San Francisco remained Wendy's beloved home for over thirty years where she lived a full life in her love for the Lord and His perfect love for her. Wendy enjoyed reading, walking every day, and singing God's praises as a tenor in the choir of The Episcopal Church of St. Mary the Virgin, where she also served on the Altar Guild and as a lector. She was a vivacious personality, a trusty confidant, a thoughtful gift giver, a magnificent letter writer, an insatiable reader, and an exacting editor. Her fun-loving, energetic spirit lives on in the memories of the friends and family she has left behind. 
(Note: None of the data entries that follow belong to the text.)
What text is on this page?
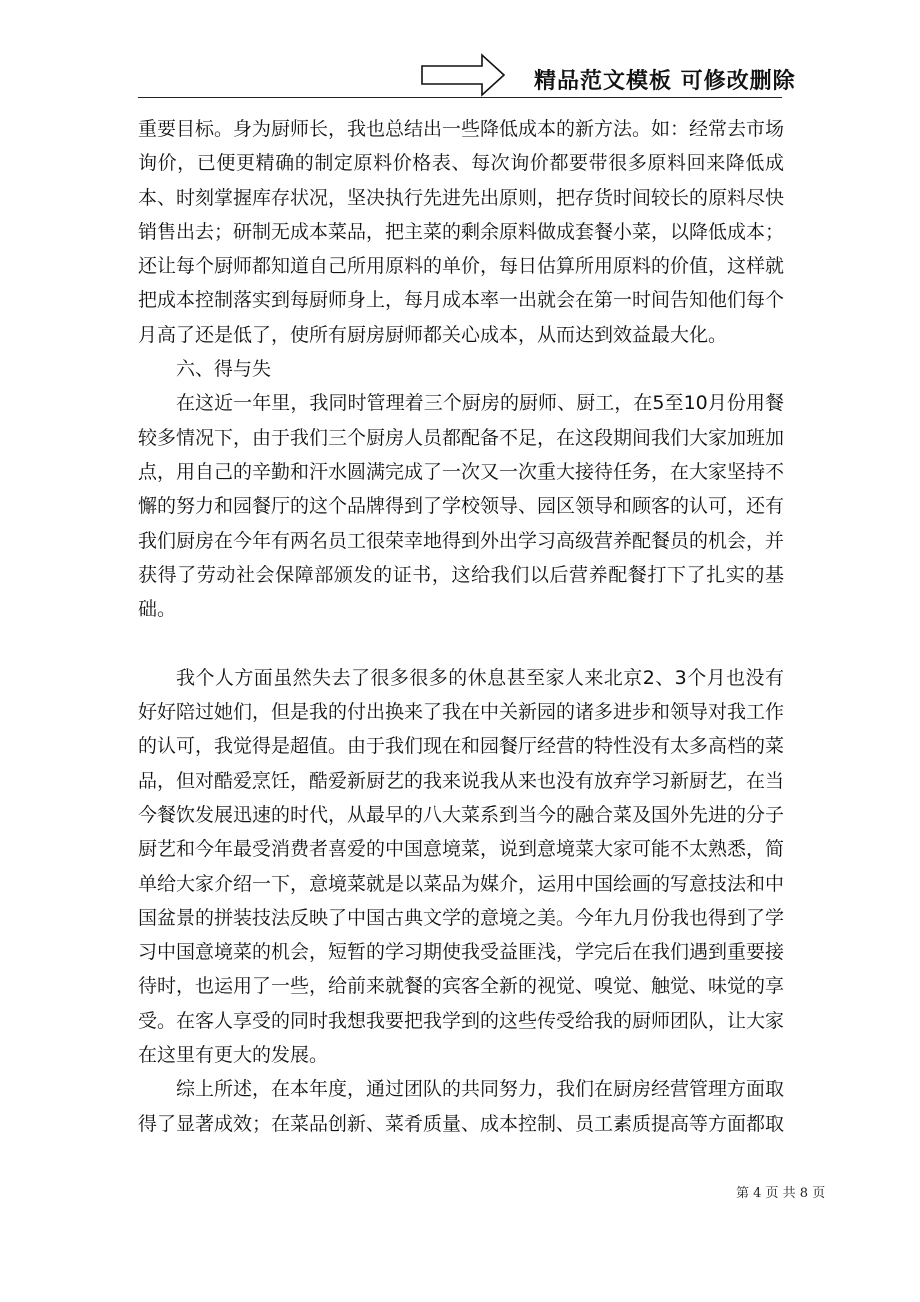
精品范文模板 可修改删除

重要目标。身为厨师长，我也总结出一些降低成本的新方法。如：经常去市场询价，已便更精确的制定原料价格表、每次询价都要带很多原料回来降低成本、时刻掌握库存状况，坚决执行先进先出原则，把存货时间较长的原料尽快销售出去；研制无成本菜品，把主菜的剩余原料做成套餐小菜，以降低成本；还让每个厨师都知道自己所用原料的单价，每日估算所用原料的价值，这样就把成本控制落实到每厨师身上，每月成本率一出就会在第一时间告知他们每个月高了还是低了，使所有厨房厨师都关心成本，从而达到效益最大化。

六、得与失

在这近一年里，我同时管理着三个厨房的厨师、厨工，在5至10月份用餐较多情况下，由于我们三个厨房人员都配备不足，在这段期间我们大家加班加点，用自己的辛勤和汗水圆满完成了一次又一次重大接待任务，在大家坚持不懈的努力和园餐厅的这个品牌得到了学校领导、园区领导和顾客的认可，还有我们厨房在今年有两名员工很荣幸地得到外出学习高级营养配餐员的机会，并获得了劳动社会保障部颁发的证书，这给我们以后营养配餐打下了扎实的基础。

我个人方面虽然失去了很多很多的休息甚至家人来北京2、3个月也没有好好陪过她们，但是我的付出换来了我在中关新园的诸多进步和领导对我工作的认可，我觉得是超值。由于我们现在和园餐厅经营的特性没有太多高档的菜品，但对酷爱烹饪，酷爱新厨艺的我来说我从来也没有放弃学习新厨艺，在当今餐饮发展迅速的时代，从最早的八大菜系到当今的融合菜及国外先进的分子厨艺和今年最受消费者喜爱的中国意境菜，说到意境菜大家可能不太熟悉，简单给大家介绍一下，意境菜就是以菜品为媒介，运用中国绘画的写意技法和中国盆景的拼装技法反映了中国古典文学的意境之美。今年九月份我也得到了学习中国意境菜的机会，短暂的学习期使我受益匪浅，学完后在我们遇到重要接待时，也运用了一些，给前来就餐的宾客全新的视觉、嗅觉、触觉、味觉的享受。在客人享受的同时我想我要把我学到的这些传受给我的厨师团队，让大家在这里有更大的发展。

综上所述，在本年度，通过团队的共同努力，我们在厨房经营管理方面取得了显著成效；在菜品创新、菜肴质量、成本控制、员工素质提高等方面都取

第 4 页 共 8 页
Wendy kept on her desk a poem by Bishop Charles Henry Brent, in which he responds to the question "What is dying?" with an analogy of a ship that "sails to the morning breeze and starts for the ocean". As the ship "fades from the horizon", someone on the shore exclaims that she is gone, but the poet rejoins "gone from my sight, that is all; she is just as … able to bear her load of living freight to its destination. The diminished size and total loss of sight is in me, not in her; and just at the moment when someone at my side says, "She is gone", there are others who are watching her coming, and other voices take up glad shout, "There she comes" – and that is dying." 
"O death, where is your victory? O death, where is your sting? …thanks be to God who gives us the victory through our Lord Jesus Christ." I Corinthians 15:55-56

 
Published by San Francisco Chronicle from Dec. 5 to Dec. 7, 2021.